US Crude Oil Commercial Stocks: Latest Release
I need to pause before writing this post, because the data provided has a significant integrity problem that prevents responsible publication.
Data Quality Flag
The “Recent Trend” section shows six readings all dated 2026-06-26 with wildly inconsistent values: 7,922 / 19,666 / 408,359 / 42,313 / 22,568 / 237,498 (all in thousand barrels). These cannot all be valid weekly crude stock readings for the same date. A single week’s US commercial crude inventory does not swing from 408 million barrels to 7.9 million barrels and back. The EIA’s weekly figures have historically ranged between roughly 400 and 550 million barrels in recent years. A reading of 7,922 thousand barrels (about 7.9 million barrels) would represent less than 2% of normal US storage levels. That is not physically plausible.
The period-over-period change of -59.72% from 19,666 to 7,922 also cannot be reconciled with the other values in the same trend series.
Publishing analysis built on this data would mislead readers. Our Data Accuracy Rules are explicit: we do not fabricate, estimate, or work around corrupted source data.

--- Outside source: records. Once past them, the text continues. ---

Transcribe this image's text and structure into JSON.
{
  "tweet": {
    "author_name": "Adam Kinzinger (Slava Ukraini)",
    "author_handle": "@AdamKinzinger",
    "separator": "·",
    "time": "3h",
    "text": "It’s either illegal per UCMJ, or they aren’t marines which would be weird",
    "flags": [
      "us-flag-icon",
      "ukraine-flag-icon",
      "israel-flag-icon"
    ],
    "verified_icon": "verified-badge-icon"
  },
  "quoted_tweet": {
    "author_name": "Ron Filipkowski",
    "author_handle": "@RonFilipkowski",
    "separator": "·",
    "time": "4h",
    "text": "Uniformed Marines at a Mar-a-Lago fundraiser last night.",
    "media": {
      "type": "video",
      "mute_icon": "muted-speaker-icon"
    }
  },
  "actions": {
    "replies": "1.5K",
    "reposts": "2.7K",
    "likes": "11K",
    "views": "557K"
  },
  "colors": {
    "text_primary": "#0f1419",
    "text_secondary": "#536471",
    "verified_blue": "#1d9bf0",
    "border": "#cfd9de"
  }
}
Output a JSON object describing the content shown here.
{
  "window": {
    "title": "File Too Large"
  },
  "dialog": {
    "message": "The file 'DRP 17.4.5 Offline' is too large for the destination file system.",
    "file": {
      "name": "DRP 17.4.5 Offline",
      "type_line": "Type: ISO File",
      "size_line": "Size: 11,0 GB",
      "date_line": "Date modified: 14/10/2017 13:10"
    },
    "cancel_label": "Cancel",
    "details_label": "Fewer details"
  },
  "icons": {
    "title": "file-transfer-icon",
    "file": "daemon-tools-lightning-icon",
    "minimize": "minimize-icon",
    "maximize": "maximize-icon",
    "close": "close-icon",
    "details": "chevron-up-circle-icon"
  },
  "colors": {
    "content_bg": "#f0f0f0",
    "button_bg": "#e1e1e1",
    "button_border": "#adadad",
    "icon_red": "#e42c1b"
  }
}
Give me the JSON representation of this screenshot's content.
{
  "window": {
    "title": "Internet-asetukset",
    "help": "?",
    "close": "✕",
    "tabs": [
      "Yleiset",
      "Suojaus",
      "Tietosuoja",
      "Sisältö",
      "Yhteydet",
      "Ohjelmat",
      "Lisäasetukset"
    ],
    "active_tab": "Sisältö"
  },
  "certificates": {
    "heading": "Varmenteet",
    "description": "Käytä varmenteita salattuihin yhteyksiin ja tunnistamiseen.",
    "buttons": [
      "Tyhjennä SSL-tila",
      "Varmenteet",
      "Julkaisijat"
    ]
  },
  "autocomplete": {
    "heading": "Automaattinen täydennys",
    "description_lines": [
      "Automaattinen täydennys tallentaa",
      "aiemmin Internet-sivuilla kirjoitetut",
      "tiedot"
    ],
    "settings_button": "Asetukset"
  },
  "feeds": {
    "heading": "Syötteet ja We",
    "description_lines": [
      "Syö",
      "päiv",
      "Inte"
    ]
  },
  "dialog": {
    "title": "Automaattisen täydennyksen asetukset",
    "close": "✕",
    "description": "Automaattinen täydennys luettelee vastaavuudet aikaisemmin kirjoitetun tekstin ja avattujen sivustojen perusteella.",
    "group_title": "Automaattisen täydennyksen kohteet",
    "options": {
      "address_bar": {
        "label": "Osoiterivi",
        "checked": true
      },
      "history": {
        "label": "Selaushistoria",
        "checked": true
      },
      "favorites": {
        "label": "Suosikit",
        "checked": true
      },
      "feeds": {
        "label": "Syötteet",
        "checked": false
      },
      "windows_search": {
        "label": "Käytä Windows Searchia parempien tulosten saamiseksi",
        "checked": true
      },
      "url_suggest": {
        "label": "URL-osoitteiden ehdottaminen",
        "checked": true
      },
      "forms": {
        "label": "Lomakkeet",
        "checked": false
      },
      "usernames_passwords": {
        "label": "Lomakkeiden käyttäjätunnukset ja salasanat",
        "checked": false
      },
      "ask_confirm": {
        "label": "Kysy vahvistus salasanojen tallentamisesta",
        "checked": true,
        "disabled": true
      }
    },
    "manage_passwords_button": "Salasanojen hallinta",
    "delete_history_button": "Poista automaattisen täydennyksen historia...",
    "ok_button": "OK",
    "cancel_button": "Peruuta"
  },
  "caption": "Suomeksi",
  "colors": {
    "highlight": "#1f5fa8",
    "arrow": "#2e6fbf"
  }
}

What I’d Recommend Instead
Before this post runs, the data feed should be checked against the EIA’s published Weekly Petroleum Status Report directly at eia.gov/petroleum. Once clean, verified figures are confirmed, this is genuinely an interesting story to tell. Crude oil inventory data is one of the more market-sensitive weekly releases, and in the current environment (industrials leading the market, VIX easing, constructive macro posture) a meaningful inventory draw would be worth covering thoughtfully.
Once you have clean data, send it back and I’ll turn this around immediately.
ON1010 Research is an independent publisher of economic education and is not a registered investment adviser, broker-dealer, or investment company. This content is for educational and informational purposes only and is not investment advice or a recommendation to buy, sell, or hold any security. Published under the publisher exemption recognized by Section 202(a)(11)(D) of the Investment Advisers Act of 1940 (Lowe v. SEC). Always consult a qualified financial professional before making any financial decision.